If there is one relevant document in every 100, and the cost for reviewing each document is $3, then the cost per relevant document is $300. So, you can see that it is an exorbitant cost to review all of the non-relevant documents just to get to the next relevant one. It is better to exclude the right side documents from review and production.

the right side documents from review and production.

Not Ranked Documents

The number of Not Ranked documents appears in the upper right corner, above the Left of Cutoff chart. It shows the number of documents (and percentage of the population) that was excluded from the ranking process. Documents might not be ranked for a variety of reasons, including file size and document content (e.g. - empty documents, documents with only numbers, documents greater than 10MB of text), are excluded from the process completely.

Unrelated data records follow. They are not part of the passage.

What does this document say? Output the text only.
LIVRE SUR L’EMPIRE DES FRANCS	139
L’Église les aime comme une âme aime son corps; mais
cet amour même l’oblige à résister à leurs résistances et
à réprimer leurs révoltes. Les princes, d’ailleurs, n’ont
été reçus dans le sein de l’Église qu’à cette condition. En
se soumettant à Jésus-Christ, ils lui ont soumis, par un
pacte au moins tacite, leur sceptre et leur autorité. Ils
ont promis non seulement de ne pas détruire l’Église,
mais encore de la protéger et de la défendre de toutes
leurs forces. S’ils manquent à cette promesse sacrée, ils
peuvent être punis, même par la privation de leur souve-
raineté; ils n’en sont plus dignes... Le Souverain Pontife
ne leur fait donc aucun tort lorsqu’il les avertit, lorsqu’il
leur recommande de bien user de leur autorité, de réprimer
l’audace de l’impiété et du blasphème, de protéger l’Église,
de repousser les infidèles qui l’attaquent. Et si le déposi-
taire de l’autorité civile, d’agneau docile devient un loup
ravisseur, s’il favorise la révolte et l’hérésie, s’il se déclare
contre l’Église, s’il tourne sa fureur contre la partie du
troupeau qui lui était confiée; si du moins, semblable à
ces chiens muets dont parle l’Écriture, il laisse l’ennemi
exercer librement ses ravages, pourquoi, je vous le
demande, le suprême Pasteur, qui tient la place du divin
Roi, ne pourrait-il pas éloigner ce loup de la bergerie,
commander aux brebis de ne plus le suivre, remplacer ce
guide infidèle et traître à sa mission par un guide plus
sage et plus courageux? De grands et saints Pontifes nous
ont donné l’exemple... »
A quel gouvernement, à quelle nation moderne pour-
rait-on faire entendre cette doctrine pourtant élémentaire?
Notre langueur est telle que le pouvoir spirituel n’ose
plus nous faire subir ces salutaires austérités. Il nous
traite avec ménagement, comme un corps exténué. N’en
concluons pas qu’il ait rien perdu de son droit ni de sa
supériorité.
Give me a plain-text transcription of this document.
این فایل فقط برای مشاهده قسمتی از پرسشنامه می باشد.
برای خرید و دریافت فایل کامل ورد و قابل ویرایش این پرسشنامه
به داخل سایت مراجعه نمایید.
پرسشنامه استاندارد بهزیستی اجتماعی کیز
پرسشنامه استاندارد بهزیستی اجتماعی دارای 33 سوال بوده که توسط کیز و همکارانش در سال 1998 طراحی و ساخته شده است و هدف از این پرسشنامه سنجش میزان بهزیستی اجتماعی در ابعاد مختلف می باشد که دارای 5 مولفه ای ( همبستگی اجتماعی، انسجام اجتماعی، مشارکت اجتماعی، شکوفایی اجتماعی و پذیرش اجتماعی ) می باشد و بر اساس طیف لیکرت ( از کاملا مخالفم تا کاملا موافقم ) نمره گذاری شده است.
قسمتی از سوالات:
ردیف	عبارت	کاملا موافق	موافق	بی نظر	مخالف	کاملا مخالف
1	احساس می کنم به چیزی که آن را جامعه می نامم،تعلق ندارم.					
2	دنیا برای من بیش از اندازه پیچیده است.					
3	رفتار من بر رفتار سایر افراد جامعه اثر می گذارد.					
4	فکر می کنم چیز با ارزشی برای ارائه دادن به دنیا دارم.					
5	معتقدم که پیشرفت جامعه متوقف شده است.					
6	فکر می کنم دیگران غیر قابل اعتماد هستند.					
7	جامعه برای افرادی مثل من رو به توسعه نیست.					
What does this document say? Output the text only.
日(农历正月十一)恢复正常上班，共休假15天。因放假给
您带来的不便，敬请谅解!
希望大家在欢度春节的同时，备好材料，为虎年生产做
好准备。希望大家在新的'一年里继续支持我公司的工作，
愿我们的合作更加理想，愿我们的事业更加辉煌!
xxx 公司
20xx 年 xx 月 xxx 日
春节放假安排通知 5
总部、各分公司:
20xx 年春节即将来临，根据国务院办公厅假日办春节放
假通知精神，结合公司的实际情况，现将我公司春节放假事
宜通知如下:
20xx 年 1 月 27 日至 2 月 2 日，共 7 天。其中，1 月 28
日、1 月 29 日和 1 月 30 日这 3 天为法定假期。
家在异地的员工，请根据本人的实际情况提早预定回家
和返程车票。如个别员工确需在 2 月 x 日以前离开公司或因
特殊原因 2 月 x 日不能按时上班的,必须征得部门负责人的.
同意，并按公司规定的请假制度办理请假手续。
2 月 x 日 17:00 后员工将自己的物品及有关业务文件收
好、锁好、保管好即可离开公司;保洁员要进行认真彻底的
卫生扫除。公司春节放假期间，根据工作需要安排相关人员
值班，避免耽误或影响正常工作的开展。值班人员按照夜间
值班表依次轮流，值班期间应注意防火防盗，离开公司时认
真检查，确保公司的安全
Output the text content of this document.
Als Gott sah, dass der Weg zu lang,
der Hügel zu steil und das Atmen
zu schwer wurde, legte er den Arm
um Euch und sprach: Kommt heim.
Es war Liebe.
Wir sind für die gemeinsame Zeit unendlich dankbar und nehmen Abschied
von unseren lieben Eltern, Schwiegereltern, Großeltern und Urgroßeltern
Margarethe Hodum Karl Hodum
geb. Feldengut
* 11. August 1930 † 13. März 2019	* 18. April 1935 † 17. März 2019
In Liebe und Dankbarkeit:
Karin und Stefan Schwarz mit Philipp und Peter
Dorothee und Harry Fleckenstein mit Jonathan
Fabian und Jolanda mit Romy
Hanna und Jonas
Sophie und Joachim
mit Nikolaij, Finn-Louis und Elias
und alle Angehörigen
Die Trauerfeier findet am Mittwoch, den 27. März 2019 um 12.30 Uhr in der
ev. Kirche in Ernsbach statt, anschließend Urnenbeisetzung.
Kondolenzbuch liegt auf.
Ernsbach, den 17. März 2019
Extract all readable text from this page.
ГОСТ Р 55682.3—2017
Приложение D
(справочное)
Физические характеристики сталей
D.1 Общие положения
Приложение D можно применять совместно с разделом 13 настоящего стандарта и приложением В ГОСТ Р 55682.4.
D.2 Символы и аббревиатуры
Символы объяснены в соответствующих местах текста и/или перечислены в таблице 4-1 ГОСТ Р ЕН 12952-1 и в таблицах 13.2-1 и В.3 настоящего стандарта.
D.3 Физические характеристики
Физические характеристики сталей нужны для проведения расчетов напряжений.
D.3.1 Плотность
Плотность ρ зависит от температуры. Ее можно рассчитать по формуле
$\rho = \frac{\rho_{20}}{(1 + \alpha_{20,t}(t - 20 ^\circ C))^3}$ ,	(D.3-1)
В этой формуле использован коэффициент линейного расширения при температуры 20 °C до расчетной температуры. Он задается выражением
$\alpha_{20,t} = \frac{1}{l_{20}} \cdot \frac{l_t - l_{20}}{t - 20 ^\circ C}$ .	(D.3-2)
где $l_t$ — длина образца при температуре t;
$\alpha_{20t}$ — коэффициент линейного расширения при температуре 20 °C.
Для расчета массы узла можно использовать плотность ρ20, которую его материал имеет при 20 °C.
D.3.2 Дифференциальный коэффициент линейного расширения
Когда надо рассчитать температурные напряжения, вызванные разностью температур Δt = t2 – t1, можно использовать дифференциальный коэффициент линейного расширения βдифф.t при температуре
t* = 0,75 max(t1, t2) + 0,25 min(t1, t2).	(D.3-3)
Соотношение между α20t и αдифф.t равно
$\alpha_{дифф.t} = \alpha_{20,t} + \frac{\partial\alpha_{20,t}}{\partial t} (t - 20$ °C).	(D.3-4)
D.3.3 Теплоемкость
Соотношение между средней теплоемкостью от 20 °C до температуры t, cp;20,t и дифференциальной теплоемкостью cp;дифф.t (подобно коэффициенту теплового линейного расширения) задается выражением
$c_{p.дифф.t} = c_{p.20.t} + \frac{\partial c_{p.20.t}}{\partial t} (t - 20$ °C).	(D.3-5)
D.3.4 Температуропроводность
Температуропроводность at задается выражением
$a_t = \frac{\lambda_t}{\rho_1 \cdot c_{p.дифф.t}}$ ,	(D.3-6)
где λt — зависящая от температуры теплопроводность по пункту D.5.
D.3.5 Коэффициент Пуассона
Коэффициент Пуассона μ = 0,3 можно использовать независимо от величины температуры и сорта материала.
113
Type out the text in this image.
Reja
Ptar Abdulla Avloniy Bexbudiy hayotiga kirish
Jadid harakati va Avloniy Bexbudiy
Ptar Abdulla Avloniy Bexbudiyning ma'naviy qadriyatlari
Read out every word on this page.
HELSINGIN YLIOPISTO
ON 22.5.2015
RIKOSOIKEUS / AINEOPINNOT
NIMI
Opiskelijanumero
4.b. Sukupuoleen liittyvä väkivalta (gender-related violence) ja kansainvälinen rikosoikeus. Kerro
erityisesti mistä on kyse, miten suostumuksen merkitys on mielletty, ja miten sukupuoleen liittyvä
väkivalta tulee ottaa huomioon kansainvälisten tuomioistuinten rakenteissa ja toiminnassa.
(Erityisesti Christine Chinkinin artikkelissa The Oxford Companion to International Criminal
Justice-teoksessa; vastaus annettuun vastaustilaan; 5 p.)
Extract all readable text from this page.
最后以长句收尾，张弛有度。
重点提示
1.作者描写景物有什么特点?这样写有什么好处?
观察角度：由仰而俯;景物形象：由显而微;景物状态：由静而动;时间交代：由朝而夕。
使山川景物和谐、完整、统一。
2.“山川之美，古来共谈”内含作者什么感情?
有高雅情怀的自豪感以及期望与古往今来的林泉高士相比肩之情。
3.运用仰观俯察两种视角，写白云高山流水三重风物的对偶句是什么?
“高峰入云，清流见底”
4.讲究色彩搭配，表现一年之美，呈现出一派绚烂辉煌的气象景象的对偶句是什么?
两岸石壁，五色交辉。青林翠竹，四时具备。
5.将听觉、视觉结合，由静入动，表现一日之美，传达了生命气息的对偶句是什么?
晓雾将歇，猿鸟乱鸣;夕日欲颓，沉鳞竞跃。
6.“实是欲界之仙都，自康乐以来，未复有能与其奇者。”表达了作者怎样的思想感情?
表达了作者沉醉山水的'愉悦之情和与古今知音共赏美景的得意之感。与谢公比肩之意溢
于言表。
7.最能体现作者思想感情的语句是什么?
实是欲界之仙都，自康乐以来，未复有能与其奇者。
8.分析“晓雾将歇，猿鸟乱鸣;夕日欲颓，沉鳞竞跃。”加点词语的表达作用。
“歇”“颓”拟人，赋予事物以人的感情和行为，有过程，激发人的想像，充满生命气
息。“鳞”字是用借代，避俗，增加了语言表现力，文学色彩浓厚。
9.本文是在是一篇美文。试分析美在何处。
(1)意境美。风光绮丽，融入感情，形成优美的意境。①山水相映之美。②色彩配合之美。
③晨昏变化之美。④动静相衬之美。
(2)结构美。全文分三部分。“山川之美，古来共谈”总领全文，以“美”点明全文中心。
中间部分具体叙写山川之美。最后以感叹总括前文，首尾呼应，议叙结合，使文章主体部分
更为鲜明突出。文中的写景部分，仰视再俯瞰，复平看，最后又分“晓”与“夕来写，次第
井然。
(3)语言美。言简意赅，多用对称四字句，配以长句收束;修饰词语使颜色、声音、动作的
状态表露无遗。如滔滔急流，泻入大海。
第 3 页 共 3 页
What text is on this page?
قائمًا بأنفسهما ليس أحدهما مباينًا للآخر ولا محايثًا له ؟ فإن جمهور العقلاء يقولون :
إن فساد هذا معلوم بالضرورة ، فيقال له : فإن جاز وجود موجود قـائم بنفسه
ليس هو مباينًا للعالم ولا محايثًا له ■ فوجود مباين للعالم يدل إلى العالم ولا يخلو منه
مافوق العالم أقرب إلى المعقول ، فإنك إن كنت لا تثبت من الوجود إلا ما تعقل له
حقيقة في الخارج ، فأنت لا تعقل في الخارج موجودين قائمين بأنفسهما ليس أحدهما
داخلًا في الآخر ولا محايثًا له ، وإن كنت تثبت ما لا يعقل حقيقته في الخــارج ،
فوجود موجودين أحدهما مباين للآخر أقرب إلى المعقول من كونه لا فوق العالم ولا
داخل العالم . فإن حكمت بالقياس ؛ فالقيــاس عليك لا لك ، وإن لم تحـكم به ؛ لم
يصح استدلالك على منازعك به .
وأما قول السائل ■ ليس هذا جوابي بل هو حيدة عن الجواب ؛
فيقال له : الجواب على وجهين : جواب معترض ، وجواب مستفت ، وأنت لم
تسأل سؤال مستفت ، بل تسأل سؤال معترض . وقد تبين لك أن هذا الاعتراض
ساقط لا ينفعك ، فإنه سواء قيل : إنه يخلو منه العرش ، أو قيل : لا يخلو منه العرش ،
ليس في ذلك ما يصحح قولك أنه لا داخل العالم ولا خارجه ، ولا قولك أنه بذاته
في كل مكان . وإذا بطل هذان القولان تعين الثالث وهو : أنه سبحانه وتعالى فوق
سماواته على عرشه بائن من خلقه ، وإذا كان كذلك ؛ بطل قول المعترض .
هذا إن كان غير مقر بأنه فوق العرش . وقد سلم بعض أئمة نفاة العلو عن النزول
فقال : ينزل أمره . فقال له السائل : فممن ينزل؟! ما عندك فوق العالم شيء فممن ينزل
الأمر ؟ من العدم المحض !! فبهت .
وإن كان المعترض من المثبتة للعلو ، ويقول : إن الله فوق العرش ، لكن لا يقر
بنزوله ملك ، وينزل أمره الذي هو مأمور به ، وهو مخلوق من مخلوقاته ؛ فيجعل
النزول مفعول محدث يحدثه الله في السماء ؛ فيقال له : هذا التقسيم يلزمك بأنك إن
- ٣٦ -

Click on the Not Ranked link to bring back the non-ranked documents in a table. You can, and should, review those independently.

Rejecting the Yield Curve (Continue Ranking)

After the Systematic stage is complete and all documents have been reviewed and released, you determine whether to accept or reject the yield curve.

If you believe that additional sampling and system training is needed, click the Continue Ranking button located above the curve.
If you choose to reject the yield curve and continue to train the system, the other stages of the project will be enabled once again. The documents that were coded in the Systematic stage will be automatically sent to ranking as document seeds.

Productivity and Coding Distribution Reports

Additional reports are available to track productivity and coding distribution.

To open the Productivity Report, click Reports in the left panel. You can customize the report by selecting all stages or by selecting just one stage, such as the QC stage or the Systematic Random stage.

Click Coding Distribution to see the decision field on which the project is based.